After a week of the first meeting, TRDP field team revisited the village and met with the local women. While the village men observed, women attended the meeting. Premi remembers, “The Social Organiser said that TRDP would support in improving our living conditions provided that we are ready to form woman organization in our village. To begin with, we were confused and did not understand why it was necessary. After some regular meetings we were convinced to form a group of woman and we named it Tanzeem Bheel Paro-the organization of Bheel Paro-i.e.the name of our settlement. Then, we selected two members as our leaders. The leaders received trainings about conducting organization’s meetings and record-keeping etc. In the course of time, we learnt to articulate our domestic and settlement level issues in the meetings.”

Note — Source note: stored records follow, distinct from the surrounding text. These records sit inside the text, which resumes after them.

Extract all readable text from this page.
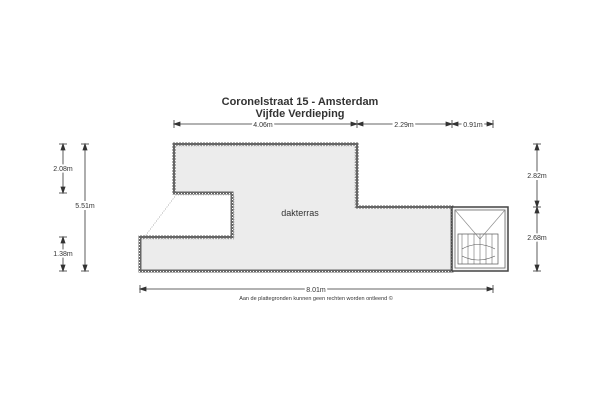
Coronelstraat 15 - Amsterdam
Vijfde Verdieping
dakterras
4.06m	2.29m	0.91m
2.08m
5.51m
1.38m
2.82m
2.68m
8.01m
Aan de plattegronden kunnen geen rechten worden ontleend ©
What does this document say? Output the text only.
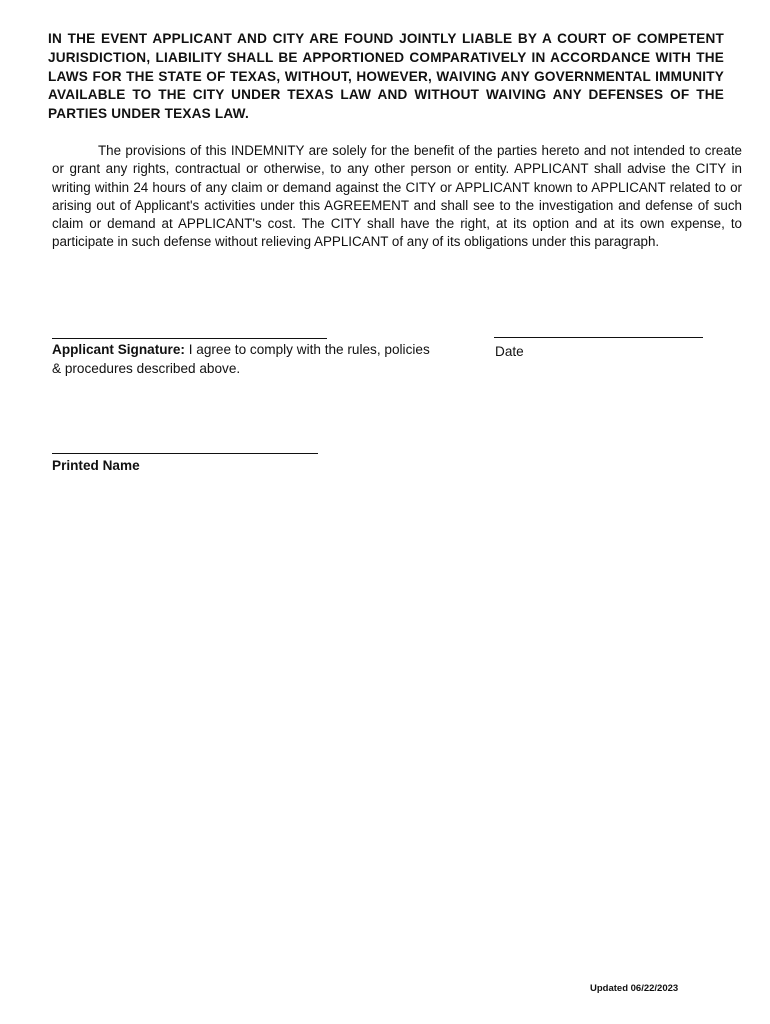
IN THE EVENT APPLICANT AND CITY ARE FOUND JOINTLY LIABLE BY A COURT OF COMPETENT JURISDICTION, LIABILITY SHALL BE APPORTIONED COMPARATIVELY IN ACCORDANCE WITH THE LAWS FOR THE STATE OF TEXAS, WITHOUT, HOWEVER, WAIVING ANY GOVERNMENTAL IMMUNITY AVAILABLE TO THE CITY UNDER TEXAS LAW AND WITHOUT WAIVING ANY DEFENSES OF THE PARTIES UNDER TEXAS LAW.
The provisions of this INDEMNITY are solely for the benefit of the parties hereto and not intended to create or grant any rights, contractual or otherwise, to any other person or entity. APPLICANT shall advise the CITY in writing within 24 hours of any claim or demand against the CITY or APPLICANT known to APPLICANT related to or arising out of Applicant's activities under this AGREEMENT and shall see to the investigation and defense of such claim or demand at APPLICANT's cost. The CITY shall have the right, at its option and at its own expense, to participate in such defense without relieving APPLICANT of any of its obligations under this paragraph.
Applicant Signature: I agree to comply with the rules, policies & procedures described above.
Date
Printed Name
Updated 06/22/2023
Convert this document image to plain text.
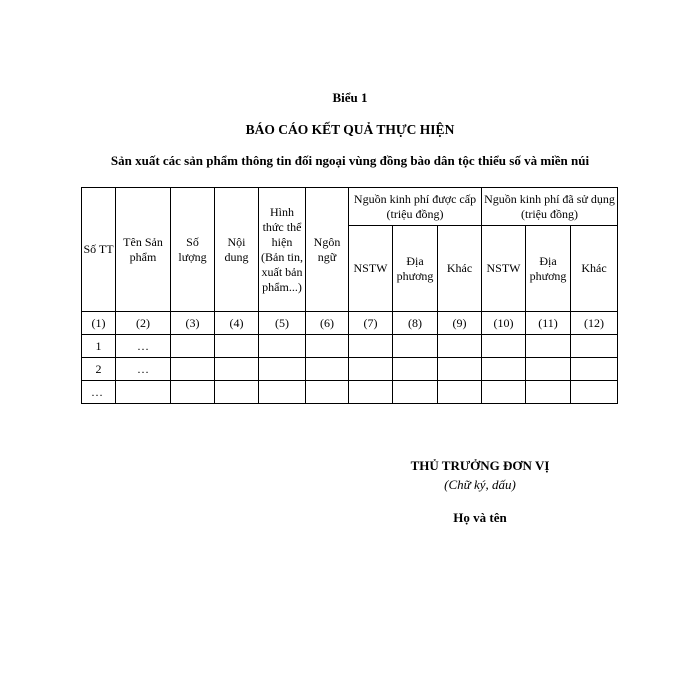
Biểu 1
BÁO CÁO KẾT QUẢ THỰC HIỆN
Sản xuất các sản phẩm thông tin đối ngoại vùng đồng bào dân tộc thiểu số và miền núi
Số TT	Tên Sản phẩm	Số lượng	Nội dung	Hình thức thể hiện (Bản tin, xuất bản phẩm...)	Ngôn ngữ	Nguồn kinh phí được cấp (triệu đồng)			Nguồn kinh phí đã sử dụng (triệu đồng)		
						NSTW	Địa phương	Khác	NSTW	Địa phương	Khác
(1)	(2)	(3)	(4)	(5)	(6)	(7)	(8)	(9)	(10)	(11)	(12)
1	…										
2	…										
…											
THỦ TRƯỞNG ĐƠN VỊ
(Chữ ký, dấu)
Họ và tên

“Our organization was provided with Community Investment Fund (CIF) by TRDP and we were facilitated to develop investment plans to get the money to improve our household income. I showed the desire of raising livestock. I asked the president for a CIF loan and received Rs. 5,000. With Rs 4,000 from CIF, I bought a milk giving goat and with remaining Rs. 1,000 I purchased fodder from a local hay lender. This added milk to my family’s diet. Before, we used to have ground pepper with boiled rice or millet bread in our meals. We returned the loan, after one year by selling two kids of the goat.”Premi recalls
In 2012, after repaying the outstanding CIF loan, Premi applied for another loan from CIF. She received Rs. 15,000. With the money she bought two milk giving goats. She said that she sold the previous milk giving goat for Rs. 10,000 and two goat kids worth Rs. 5,000. She pooled both amounts and repaid the loan. Premi applied for another loan and received Rs. 20,000 in 2013. She said that she spent Rs. 10,000 from this money on her daughter’s marriage. She explains, “My daughter was engaged with a man for two years, but her marriage was delayed because we could not afford the expenses. Delay in marriage is not deemed well in our village and even her in-laws warned us several times. Therefore, I sold two goat kids. Also, we spent half from the CIF loan on her wedding.” With the remaining Rs. 10,000, she bought two goats.

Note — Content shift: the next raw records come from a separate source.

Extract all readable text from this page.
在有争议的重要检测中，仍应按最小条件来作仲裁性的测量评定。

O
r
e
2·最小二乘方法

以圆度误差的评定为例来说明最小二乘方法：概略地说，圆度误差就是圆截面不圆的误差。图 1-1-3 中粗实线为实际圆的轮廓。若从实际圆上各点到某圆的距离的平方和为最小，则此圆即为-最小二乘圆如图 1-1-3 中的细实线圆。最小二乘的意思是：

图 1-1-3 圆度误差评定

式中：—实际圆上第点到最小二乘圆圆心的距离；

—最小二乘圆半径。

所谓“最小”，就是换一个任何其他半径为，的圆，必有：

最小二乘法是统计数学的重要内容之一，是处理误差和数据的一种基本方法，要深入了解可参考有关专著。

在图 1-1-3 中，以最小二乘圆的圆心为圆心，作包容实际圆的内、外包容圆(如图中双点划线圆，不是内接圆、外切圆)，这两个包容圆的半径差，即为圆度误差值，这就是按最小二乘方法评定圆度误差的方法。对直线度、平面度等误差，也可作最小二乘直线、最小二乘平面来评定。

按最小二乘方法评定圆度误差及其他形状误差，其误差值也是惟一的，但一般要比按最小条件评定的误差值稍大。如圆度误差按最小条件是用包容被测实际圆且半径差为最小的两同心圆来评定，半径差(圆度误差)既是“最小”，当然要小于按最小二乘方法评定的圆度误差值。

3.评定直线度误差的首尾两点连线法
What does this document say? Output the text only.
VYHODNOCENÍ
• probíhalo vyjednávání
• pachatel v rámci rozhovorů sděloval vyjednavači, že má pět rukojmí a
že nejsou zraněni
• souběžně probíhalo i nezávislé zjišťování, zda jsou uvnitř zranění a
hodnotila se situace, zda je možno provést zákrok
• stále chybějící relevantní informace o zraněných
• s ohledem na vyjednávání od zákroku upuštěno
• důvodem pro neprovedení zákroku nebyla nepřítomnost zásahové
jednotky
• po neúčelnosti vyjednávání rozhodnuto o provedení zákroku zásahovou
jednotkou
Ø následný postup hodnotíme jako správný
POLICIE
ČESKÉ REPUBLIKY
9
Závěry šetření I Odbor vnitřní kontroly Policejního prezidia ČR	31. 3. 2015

The family applied for fourth CIF loan in 2015, and received Rs. 20,000. The family prospered by selling goats’ kids and, over time, they bought a donkey, two sheep, seven milk giving goats, and 15 male goats. Premi adds “Apart from CIF, we learned that the common viral diseases in our children were caused by poor sanitation system in our village. We did not have sanitation facilities, even a simple latrine. We defecated in the open spaces or children used to defecate around our huts. Open defecation further facilitated the spread of diseases. Now, we have latrines. We learned to keep our surrounding and children clean. After getting organised as a group, our quality of life has improved tremendously. We now have economic assets, improved housing, including concrete rooms and latrine. We have access to water and electricity. I am thankful to the government of Sindh and TRDP for supporting us to improve our lives and for making our lives easier. Now we have a solid foundation to plan for a better life for our children.”